Q: I have had forehead reshaping surgery about a year ago with PMMA resulting in a very unsatisfactory result. None of the areas I was concerned with have been addressed and there is significant visible irregularities as a result of the surgeons incompetence at the task. I wanted to know how long I should wait before seeking revision surgery? I would ideally like to have it nine months after the first surgery. Also how would the existing material (PMMA) affect how the surgery will be performed? Is there a greater risk of infection or is the surgery going to be significantly more difficult??
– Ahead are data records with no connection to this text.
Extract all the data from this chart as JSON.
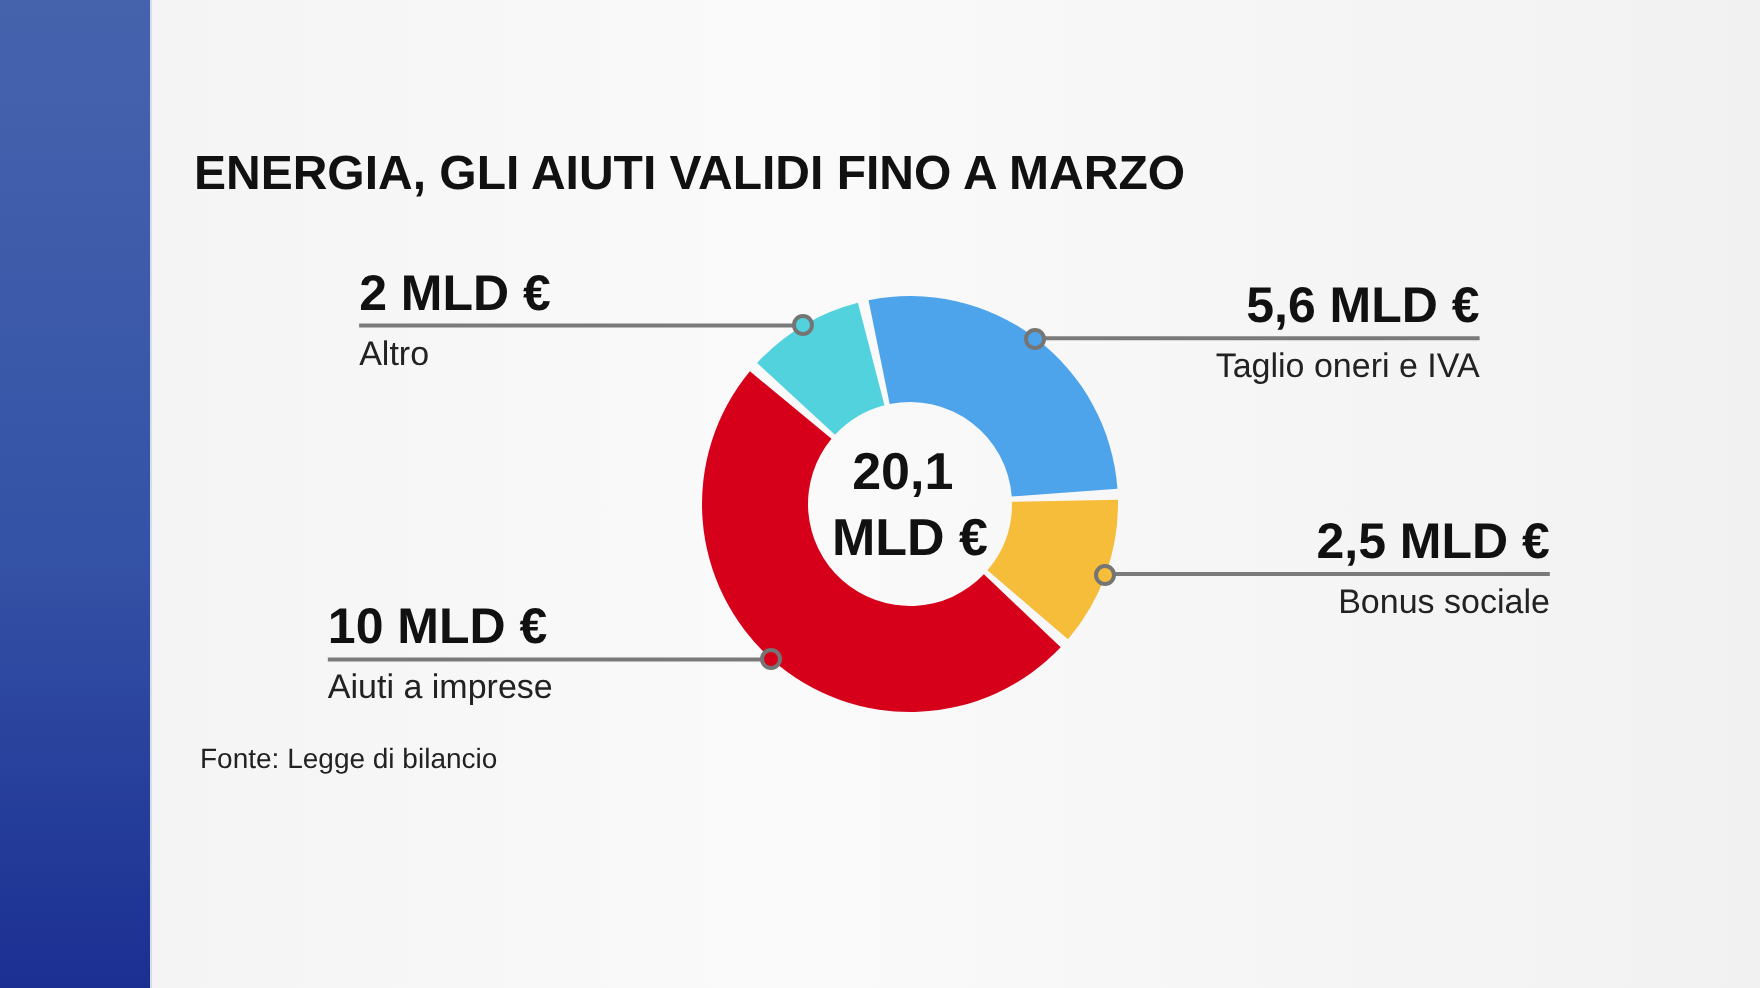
{
  "chart_data": {
    "type": "donut",
    "title": "ENERGIA, GLI AIUTI VALIDI FINO A MARZO",
    "categories": [
      "Taglio oneri e IVA",
      "Bonus sociale",
      "Aiuti a imprese",
      "Altro"
    ],
    "values": [
      5.6,
      2.5,
      10,
      2
    ],
    "colors": [
      "#4ea4ea",
      "#f6bd3b",
      "#d6001b",
      "#52d2dd"
    ],
    "value_labels": [
      "5,6 MLD €",
      "2,5 MLD €",
      "10 MLD €",
      "2 MLD €"
    ],
    "annotations": [
      "20,1 MLD €",
      "Fonte: Legge di bilancio"
    ]
  }
}
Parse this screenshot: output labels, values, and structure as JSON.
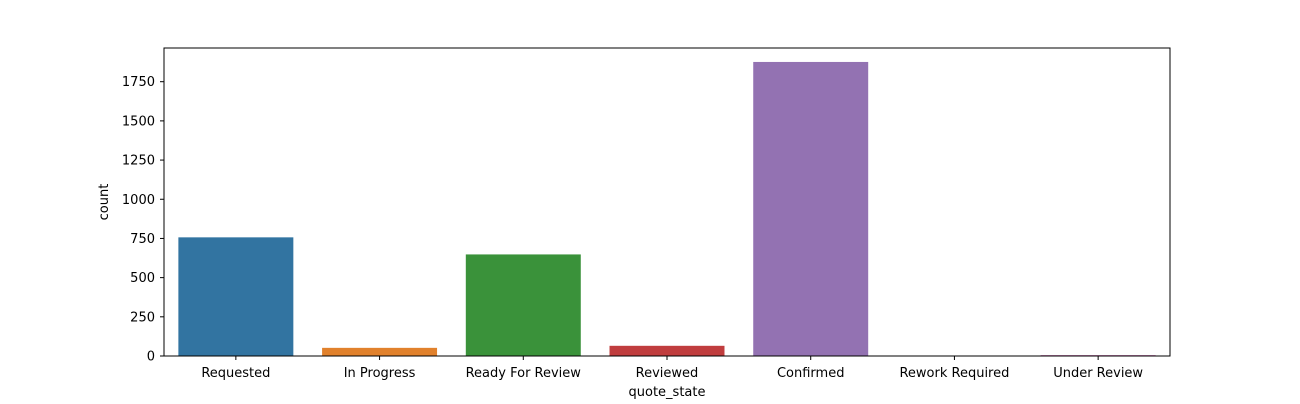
{
  "chart_data": {
    "type": "bar",
    "title": "",
    "xlabel": "quote_state",
    "ylabel": "count",
    "categories": [
      "Requested",
      "In Progress",
      "Ready For Review",
      "Reviewed",
      "Confirmed",
      "Rework Required",
      "Under Review"
    ],
    "values": [
      757,
      52,
      648,
      65,
      1876,
      2,
      6
    ],
    "colors": [
      "#3274a1",
      "#e1812c",
      "#3a923a",
      "#c03d3e",
      "#9372b2",
      "#845b53",
      "#d684bd"
    ],
    "ylim": [
      0,
      1965
    ],
    "yticks": [
      0,
      250,
      500,
      750,
      1000,
      1250,
      1500,
      1750
    ],
    "grid": false,
    "legend": "none"
  }
}
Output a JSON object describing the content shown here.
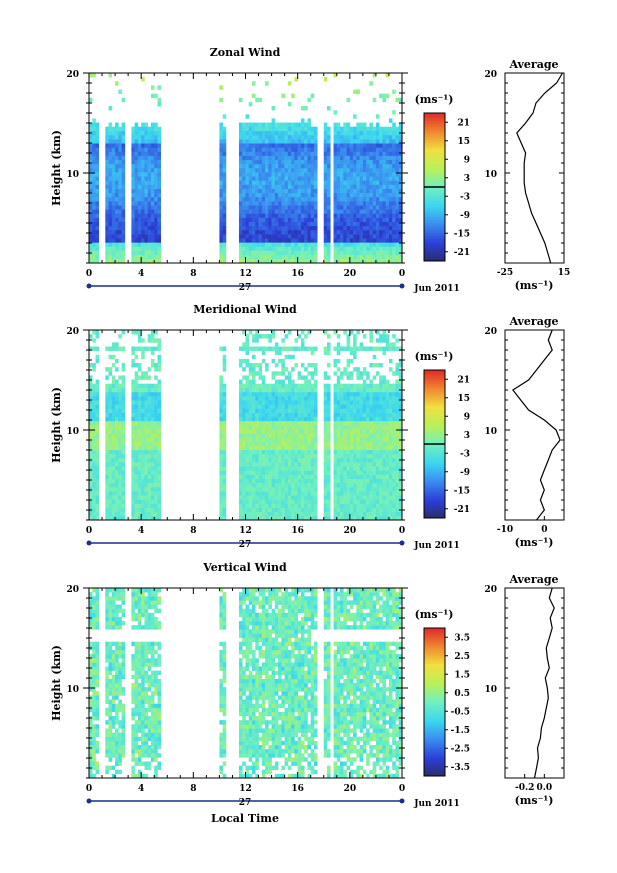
{
  "figure": {
    "x_title": "Local Time",
    "date_label": "Jun 2011",
    "day_label": "27",
    "x_ticks": [
      "0",
      "4",
      "8",
      "12",
      "16",
      "20",
      "0"
    ],
    "height_ticks": [
      "20",
      "10"
    ],
    "height_label": "Height (km)",
    "unit_label": "(ms⁻¹)",
    "average_title": "Average"
  },
  "chart_data": [
    {
      "type": "heatmap",
      "title": "Zonal Wind",
      "xlabel": "Local Time",
      "ylabel": "Height (km)",
      "xlim": [
        0,
        24
      ],
      "ylim": [
        1,
        20
      ],
      "colorbar": {
        "ticks": [
          "21",
          "15",
          "9",
          "3",
          "-3",
          "-9",
          "-15",
          "-21"
        ],
        "vmin": -24,
        "vmax": 24,
        "marker": 0
      },
      "profile": {
        "title": "Average",
        "xlabel": "(ms⁻¹)",
        "xlim": [
          -25,
          15
        ],
        "x_ticks": [
          "-25",
          "15"
        ],
        "heights": [
          1,
          2,
          3,
          4,
          5,
          6,
          7,
          8,
          9,
          10,
          11,
          12,
          13,
          14,
          15,
          16,
          17,
          18,
          19,
          20
        ],
        "values": [
          6,
          4,
          2,
          -1,
          -4,
          -7,
          -9,
          -11,
          -12,
          -12,
          -12,
          -11,
          -14,
          -17,
          -11,
          -6,
          -4,
          2,
          10,
          14
        ]
      }
    },
    {
      "type": "heatmap",
      "title": "Meridional Wind",
      "xlabel": "Local Time",
      "ylabel": "Height (km)",
      "xlim": [
        0,
        24
      ],
      "ylim": [
        1,
        20
      ],
      "colorbar": {
        "ticks": [
          "21",
          "15",
          "9",
          "3",
          "-3",
          "-9",
          "-15",
          "-21"
        ],
        "vmin": -24,
        "vmax": 24,
        "marker": 0
      },
      "profile": {
        "title": "Average",
        "xlabel": "(ms⁻¹)",
        "xlim": [
          -10,
          5
        ],
        "x_ticks": [
          "-10",
          "0"
        ],
        "heights": [
          1,
          2,
          3,
          4,
          5,
          6,
          7,
          8,
          9,
          10,
          11,
          12,
          13,
          14,
          15,
          16,
          17,
          18,
          19,
          20
        ],
        "values": [
          -2,
          0,
          -1,
          0,
          -1,
          0,
          1,
          2,
          4,
          3,
          0,
          -4,
          -6,
          -8,
          -4,
          -2,
          0,
          2,
          1,
          2
        ]
      }
    },
    {
      "type": "heatmap",
      "title": "Vertical Wind",
      "xlabel": "Local Time",
      "ylabel": "Height (km)",
      "xlim": [
        0,
        24
      ],
      "ylim": [
        1,
        20
      ],
      "colorbar": {
        "ticks": [
          "3.5",
          "2.5",
          "1.5",
          "0.5",
          "-0.5",
          "-1.5",
          "-2.5",
          "-3.5"
        ],
        "vmin": -4,
        "vmax": 4,
        "marker": null
      },
      "profile": {
        "title": "Average",
        "xlabel": "(ms⁻¹)",
        "xlim": [
          -0.4,
          0.2
        ],
        "x_ticks": [
          "-0.2",
          "0.0"
        ],
        "heights": [
          1,
          2,
          3,
          4,
          5,
          6,
          7,
          8,
          9,
          10,
          11,
          12,
          13,
          14,
          15,
          16,
          17,
          18,
          19,
          20
        ],
        "values": [
          -0.1,
          -0.08,
          -0.06,
          -0.07,
          -0.04,
          -0.03,
          0.0,
          0.02,
          0.04,
          0.03,
          0.01,
          0.05,
          0.03,
          0.02,
          0.05,
          0.08,
          0.06,
          0.1,
          0.05,
          0.08
        ]
      }
    }
  ]
}
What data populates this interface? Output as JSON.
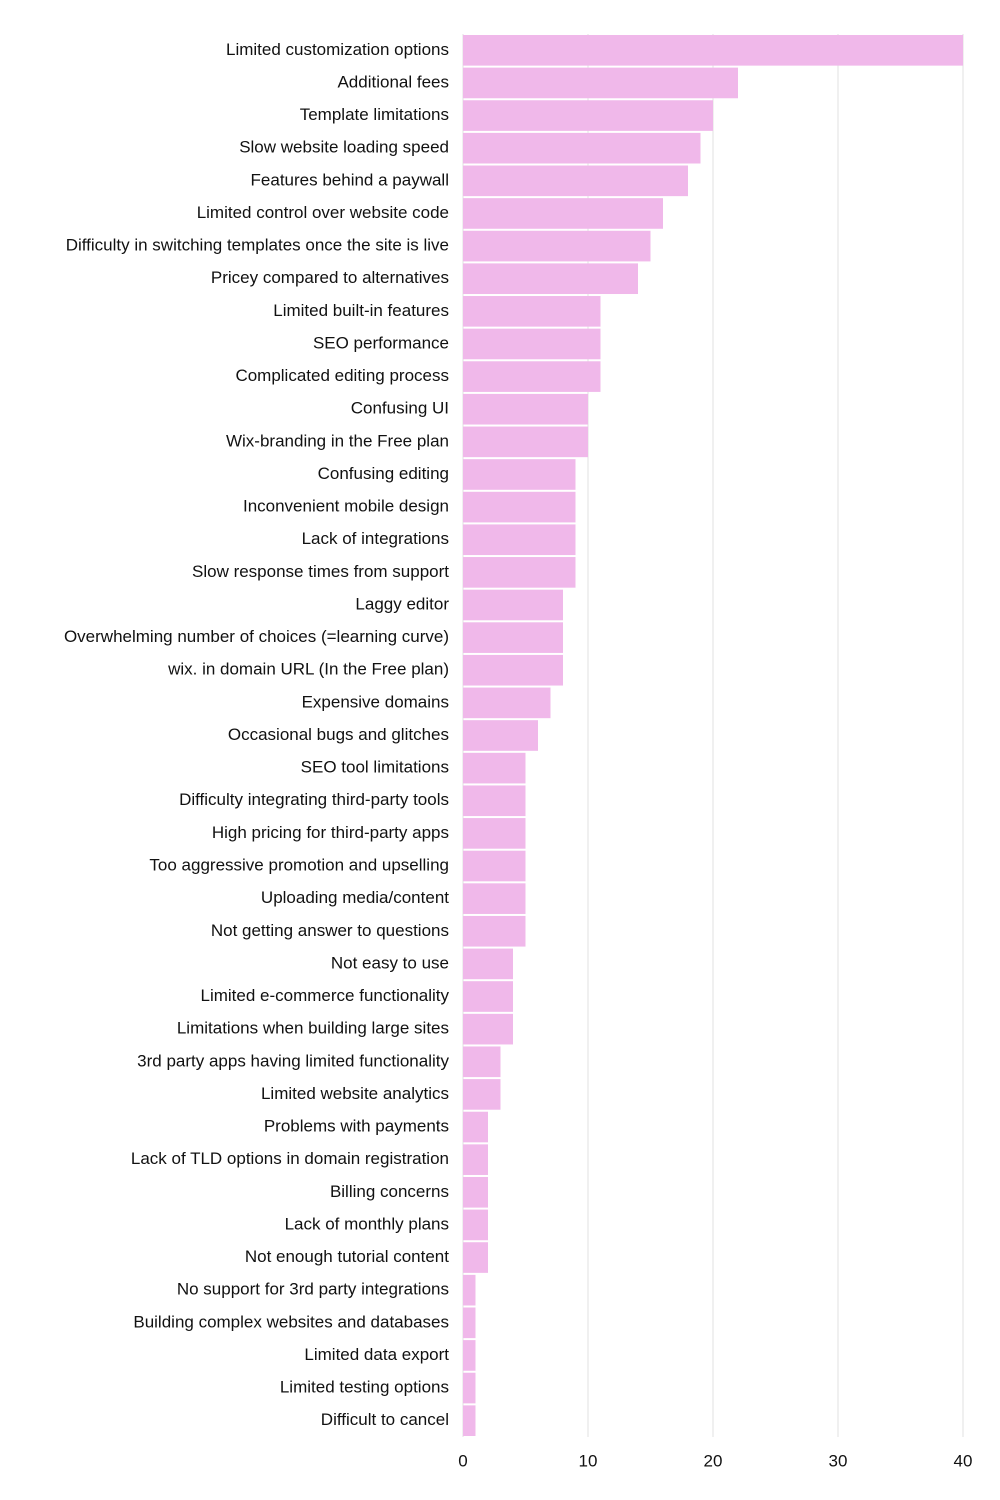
{
  "chart_data": {
    "type": "bar",
    "orientation": "horizontal",
    "title": "",
    "xlabel": "",
    "ylabel": "",
    "xlim": [
      0,
      40
    ],
    "xticks": [
      0,
      10,
      20,
      30,
      40
    ],
    "grid": true,
    "bar_color": "#f0b8ea",
    "categories": [
      "Limited customization options",
      "Additional fees",
      "Template limitations",
      "Slow website loading speed",
      "Features behind a paywall",
      "Limited control over website code",
      "Difficulty in switching templates once the site is live",
      "Pricey compared to alternatives",
      "Limited built-in features",
      "SEO performance",
      "Complicated editing process",
      "Confusing UI",
      "Wix-branding in the Free plan",
      "Confusing editing",
      "Inconvenient mobile design",
      "Lack of integrations",
      "Slow response times from support",
      "Laggy editor",
      "Overwhelming number of choices (=learning curve)",
      "wix. in domain URL (In the Free plan)",
      "Expensive domains",
      "Occasional bugs and glitches",
      "SEO tool limitations",
      "Difficulty integrating third-party tools",
      "High pricing for third-party apps",
      "Too aggressive promotion and upselling",
      "Uploading media/content",
      "Not getting answer to questions",
      "Not easy to use",
      "Limited e-commerce functionality",
      "Limitations when building large sites",
      "3rd party apps having limited functionality",
      "Limited website analytics",
      "Problems with payments",
      "Lack of TLD options in domain registration",
      "Billing concerns",
      "Lack of monthly plans",
      "Not enough tutorial content",
      "No support for 3rd party integrations",
      "Building complex websites and databases",
      "Limited data export",
      "Limited testing options",
      "Difficult to cancel"
    ],
    "values": [
      40,
      22,
      20,
      19,
      18,
      16,
      15,
      14,
      11,
      11,
      11,
      10,
      10,
      9,
      9,
      9,
      9,
      8,
      8,
      8,
      7,
      6,
      5,
      5,
      5,
      5,
      5,
      5,
      4,
      4,
      4,
      3,
      3,
      2,
      2,
      2,
      2,
      2,
      1,
      1,
      1,
      1,
      1
    ]
  }
}
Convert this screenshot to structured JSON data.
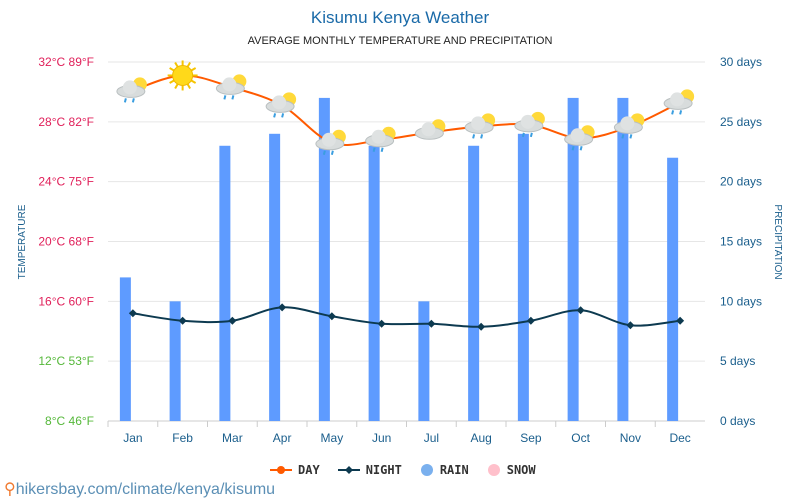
{
  "chart_data": {
    "type": "bar+line",
    "title": "Kisumu Kenya Weather",
    "subtitle": "AVERAGE MONTHLY TEMPERATURE AND PRECIPITATION",
    "ylabel_left": "TEMPERATURE",
    "ylabel_right": "PRECIPITATION",
    "categories": [
      "Jan",
      "Feb",
      "Mar",
      "Apr",
      "May",
      "Jun",
      "Jul",
      "Aug",
      "Sep",
      "Oct",
      "Nov",
      "Dec"
    ],
    "left_ticks": [
      {
        "v": 8,
        "label": "8°C 46°F",
        "color": "#55b83a"
      },
      {
        "v": 12,
        "label": "12°C 53°F",
        "color": "#55b83a"
      },
      {
        "v": 16,
        "label": "16°C 60°F",
        "color": "#e0205a"
      },
      {
        "v": 20,
        "label": "20°C 68°F",
        "color": "#e0205a"
      },
      {
        "v": 24,
        "label": "24°C 75°F",
        "color": "#e0205a"
      },
      {
        "v": 28,
        "label": "28°C 82°F",
        "color": "#e0205a"
      },
      {
        "v": 32,
        "label": "32°C 89°F",
        "color": "#e0205a"
      }
    ],
    "right_ticks": [
      {
        "v": 0,
        "label": "0 days"
      },
      {
        "v": 5,
        "label": "5 days"
      },
      {
        "v": 10,
        "label": "10 days"
      },
      {
        "v": 15,
        "label": "15 days"
      },
      {
        "v": 20,
        "label": "20 days"
      },
      {
        "v": 25,
        "label": "25 days"
      },
      {
        "v": 30,
        "label": "30 days"
      }
    ],
    "ylim_left": [
      8,
      32
    ],
    "ylim_right": [
      0,
      30
    ],
    "series": [
      {
        "name": "DAY",
        "type": "line",
        "color": "#ff5a00",
        "values": [
          30.1,
          31.1,
          30.3,
          29.1,
          26.6,
          26.8,
          27.3,
          27.7,
          27.8,
          26.9,
          27.7,
          29.3
        ]
      },
      {
        "name": "NIGHT",
        "type": "line",
        "color": "#0d3a50",
        "values": [
          15.2,
          14.7,
          14.7,
          15.6,
          15.0,
          14.5,
          14.5,
          14.3,
          14.7,
          15.4,
          14.4,
          14.7
        ]
      },
      {
        "name": "RAIN",
        "type": "bar",
        "color": "#5e9bff",
        "values": [
          12,
          10,
          23,
          24,
          27,
          23,
          10,
          23,
          24,
          27,
          27,
          22
        ]
      },
      {
        "name": "SNOW",
        "type": "bar",
        "color": "#ffb6c8",
        "values": [
          0,
          0,
          0,
          0,
          0,
          0,
          0,
          0,
          0,
          0,
          0,
          0
        ]
      }
    ],
    "icons": [
      "cloud-rain",
      "sun",
      "cloud-rain",
      "cloud-rain",
      "cloud-rain",
      "cloud-rain",
      "cloud-sun",
      "cloud-rain",
      "cloud-rain",
      "cloud-rain",
      "cloud-rain",
      "cloud-rain"
    ],
    "legend": "bottom"
  },
  "footer": "hikersbay.com/climate/kenya/kisumu"
}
A: Sorry to hear of your unsatisfactory outcome from your cranioplasty procedure. From a technical standpoint, you could have revisional surgery at any time. There is no advantage or disadvantage to doing it now or years down the road. The material is set and stable and can be smoothed and rehaped, or added to, at any time. There is no increased risk of infection or increased difficulty in performing the procedure at any point. Revisional cranioplasty, when PMMA is the indwelling material, is actually slightly easier to do as the scalp tissues lift off of the material very easily as they do not bind or adhere to the PMMA. PMMA becomes encapsulated rather than integrated to the overlying soft tissues and the underlying bone. My observation is that patients having secondary scalp flaps raised report little to no pain afterwards although the swelling and the bruising will likely be similar.